I dont know what to think.

My H is so loving and kind when he is with me and we have fun together.

But Lately he has been distancing himself in a major way. He has been at the bar drinking almost every night for the last two weeks. He has left me alone on many of these nights, with out much concern for what I am up to.

Friday, he drank for 4 hrs at a bar with out me, before we went to see a play.

On sat. as soon as I got up he left in my jeep to do a few hrs of work, since he didnt have his truck here. So I had no ride for the entire day. I was stuck here while he text me that he was gonna help a friend move. Then they went to the bar. I didnt see him till 8 and I couldnt go do anything. When he came home at 8 we watched a movie and fell asleep half way through.

Then on sun, he stayed here in the morning and we bowled all afternoon and night on our league. He drank all day. He had band practice afterwards and said he would be over when he was done. I went home and fell asleep on the couch. He came over at 1am finally and woke me up to move me up to the bedroom. I was so disappointed that I didnt ask him why he was so late.

Then on mon. he plays with his band at a bar. He text me to let me know they would play later than normal. He was there all night. I got their after my art night was done at 10:40ish and they still didnt start playing yet. So we got to talk for about 10 min before he went on. I told him I was gonna leave half way through So he thanked me for coming and gave me a kiss goodbye.
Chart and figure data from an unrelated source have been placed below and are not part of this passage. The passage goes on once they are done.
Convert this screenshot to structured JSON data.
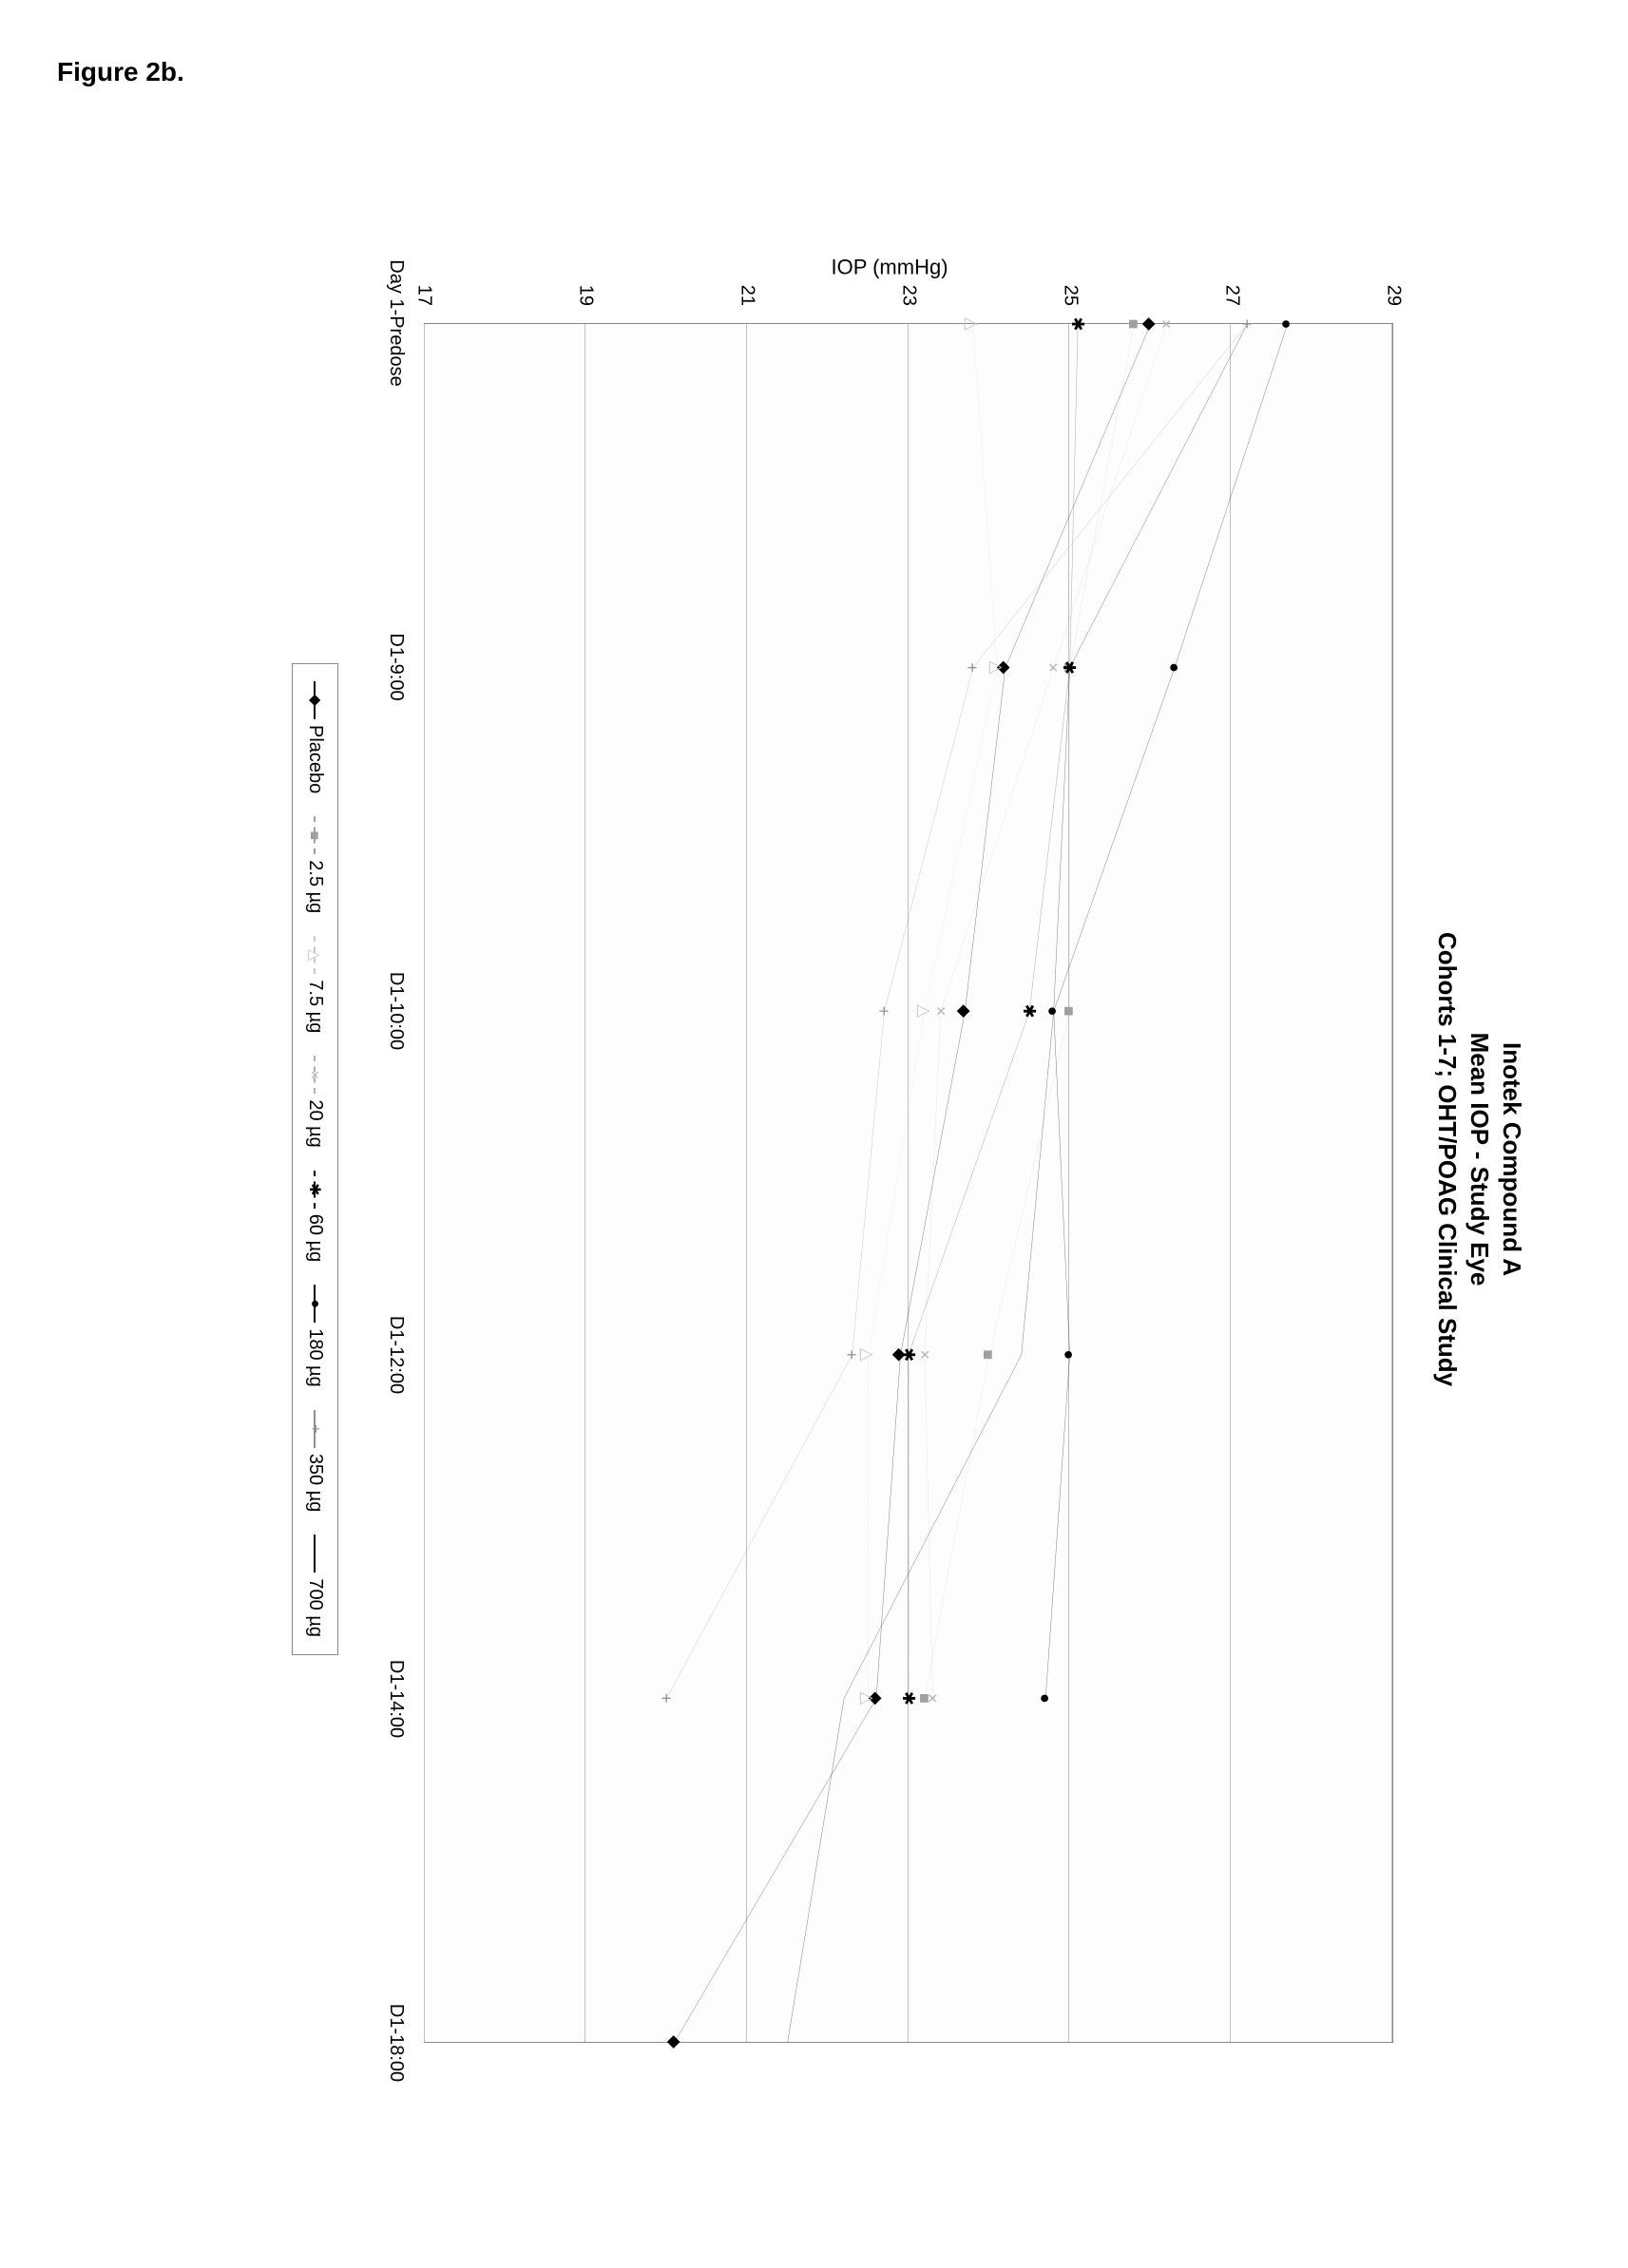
{
  "figure_label": "Figure 2b.",
  "chart": {
    "type": "line",
    "title_line1": "Inotek Compound A",
    "title_line2": "Mean IOP - Study Eye",
    "title_line3": "Cohorts 1-7; OHT/POAG Clinical Study",
    "title_fontsize": 26,
    "ylabel": "IOP (mmHg)",
    "label_fontsize": 22,
    "tick_fontsize": 20,
    "ylim": [
      17,
      29
    ],
    "ytick_step": 2,
    "yticks": [
      17,
      19,
      21,
      23,
      25,
      27,
      29
    ],
    "x_categories": [
      "Day 1-Predose",
      "D1-9:00",
      "D1-10:00",
      "D1-12:00",
      "D1-14:00",
      "D1-18:00"
    ],
    "x_positions": [
      0,
      0.2,
      0.4,
      0.6,
      0.8,
      1.0
    ],
    "background_color": "#fdfdfd",
    "grid_color": "#c0c0c0",
    "border_color": "#888888",
    "line_width": 2,
    "series": [
      {
        "name": "Placebo",
        "label": "Placebo",
        "marker": "diamond",
        "marker_glyph": "◆",
        "color": "#000000",
        "dash": "none",
        "values": [
          26.0,
          24.2,
          23.7,
          22.9,
          22.6,
          20.1
        ]
      },
      {
        "name": "2.5 µg",
        "label": "2.5 µg",
        "marker": "square",
        "marker_glyph": "■",
        "color": "#a0a0a0",
        "dash": "4,4",
        "values": [
          25.8,
          25.0,
          25.0,
          24.0,
          23.2,
          null
        ]
      },
      {
        "name": "7.5 µg",
        "label": "7.5 µg",
        "marker": "triangle",
        "marker_glyph": "△",
        "color": "#c8c8c8",
        "dash": "3,3",
        "values": [
          23.8,
          24.1,
          23.2,
          22.5,
          22.5,
          null
        ]
      },
      {
        "name": "20 µg",
        "label": "20 µg",
        "marker": "x",
        "marker_glyph": "×",
        "color": "#b0b0b0",
        "dash": "5,3",
        "values": [
          26.2,
          24.8,
          23.4,
          23.2,
          23.3,
          null
        ]
      },
      {
        "name": "60 µg",
        "label": "60 µg",
        "marker": "asterisk",
        "marker_glyph": "✱",
        "color": "#000000",
        "dash": "6,3",
        "values": [
          25.1,
          25.0,
          24.5,
          23.0,
          23.0,
          null
        ]
      },
      {
        "name": "180 µg",
        "label": "180 µg",
        "marker": "circle",
        "marker_glyph": "●",
        "color": "#000000",
        "dash": "none",
        "values": [
          27.7,
          26.3,
          24.8,
          25.0,
          24.7,
          null
        ]
      },
      {
        "name": "350 µg",
        "label": "350 µg",
        "marker": "plus",
        "marker_glyph": "+",
        "color": "#909090",
        "dash": "none",
        "values": [
          27.2,
          23.8,
          22.7,
          22.3,
          20.0,
          null
        ]
      },
      {
        "name": "700 µg",
        "label": "700 µg",
        "marker": "none",
        "marker_glyph": "—",
        "color": "#000000",
        "dash": "none",
        "values": [
          27.2,
          25.0,
          24.8,
          24.4,
          22.2,
          21.5
        ]
      }
    ]
  }
}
After I got home from work today, He text me to let me know he had a kiawanas meeting and that he would probably not see me tontight because he is so busy getting ready for the t-day race.
I didnt respond.

So it looks like he is ditching me again tonight. There is no reason that he cant come here tonight after his meeting as usual. No stores will be open that late, and his only responsibilty for this race is buying water and food goods. So for him to say he is too busy is just a line a crap. He just wants to stay out and drink and I am pretty sure thats what he has been doing all day.

HELP. What can I do. What am I doing wrong. I feel like I am loosing him again.